Invisible providers are providers that people can not choose directly. They tend to fall under the PEAR specialties of Pathology, Emergency Medicine, Anesthesiology, and Radiology. PEAR providers are seldom in insurance company directories because people don’t choose their pathologist, they don’t choose who treats them at the ER, and they don’t choose who knocks them out when there is a surgery. Traditionally, most PEAR providers were employees of the hospital that they worked at, and thus they were in network at in network hospitals. Their charges would be part of the overall contract package between an insurance company and the hospital.
Over the past fifteen years or so, hospitals have been outsourcing their PEAR specialties to specialty provider groups. These groups are no longer bound by the hospital’s insurance contract, and they often resist being part of an insurer’s network because the typical insurance company threat that they’ll redirect members elsewhere is a hollow threat. A Par hospital will need someone to do their pathology and the insurer can’t mandate that pathology sample be sent 10 miles away to a par facility for a fast verification that the cancer is gone.
The PEAR providers are now out of network providers that can charge anything that they want which produces provider-insurer pissing matches and big bills for patients who thought that they did everything right in finding a par surgeon, a par hospital, pre-authorized the stay, and arranged for a relative to pick them up two days after a surgery with the expectation that they would max out their in-network deductible and owe nothing else besides parking.
Instead, the patient would max out their in-network deductible as expected but then get hit with a $10,000 pathology charge, and a $27,500 anethesiology charge that the insurance company would only pick up half as those are out of network providers. This is worse for HMO and EPO plans than PPO plans as PPO plans will pay something.

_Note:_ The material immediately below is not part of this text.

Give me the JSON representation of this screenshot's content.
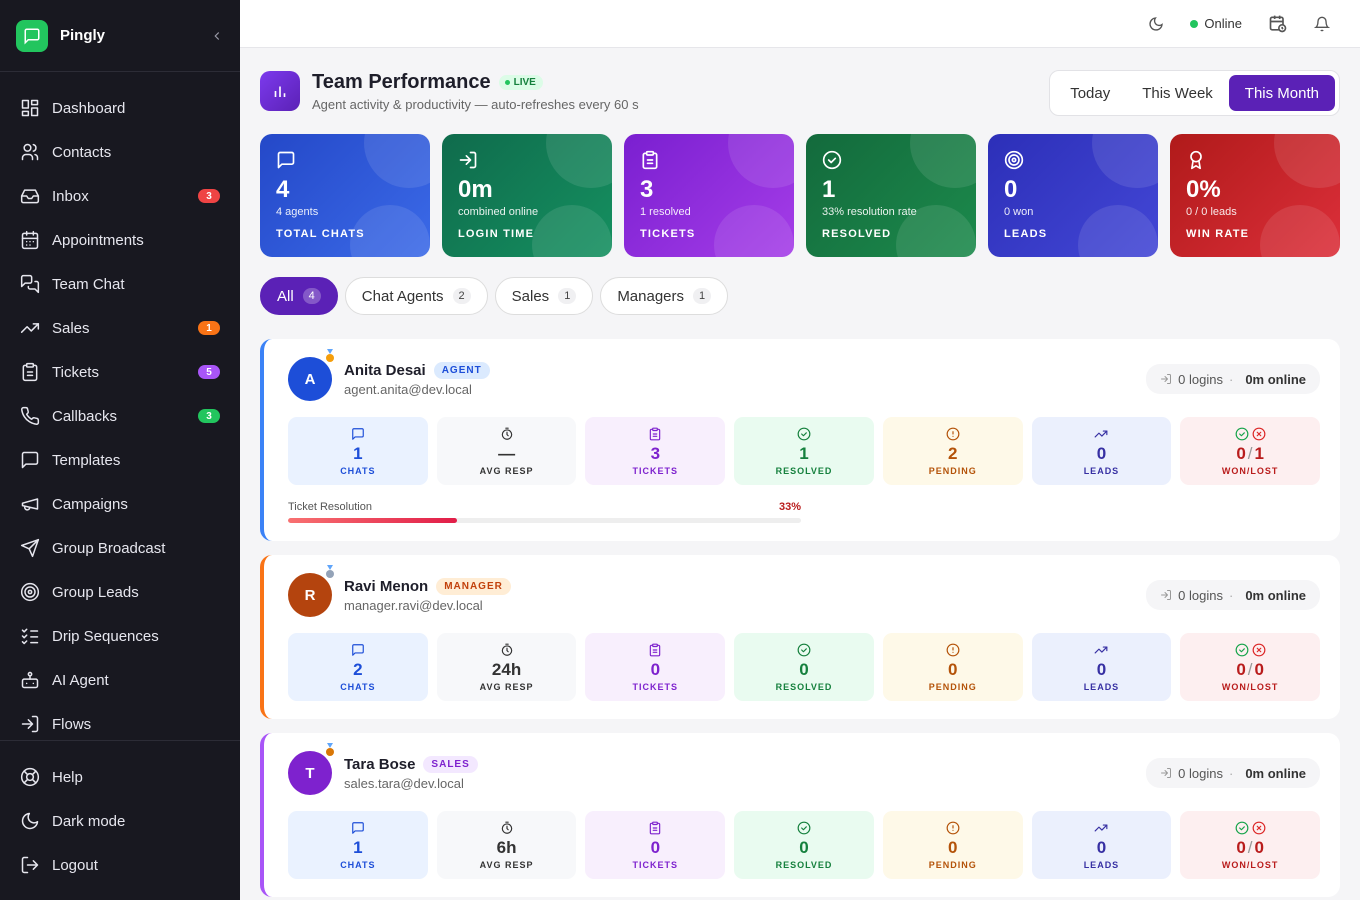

California is doing something about this:
A measure that would protect Californians from so-called “surprise” doctor bills cleared the Assembly floor on a 69-1 vote Tuesday.
AB 533, authored by Rob Bonta (D-Oakland), targets situations in which consumers get care at a facility that’s in their insurance network, but also receive services from a provider who is not in their network.
Bonta’s legislation would, in such circumstances, limit the amount a patient can be charged by an out-of-network doctor to no more than the amount the patient would have paid had the physician been in network.
The PEARs will cry, but this is a good idea.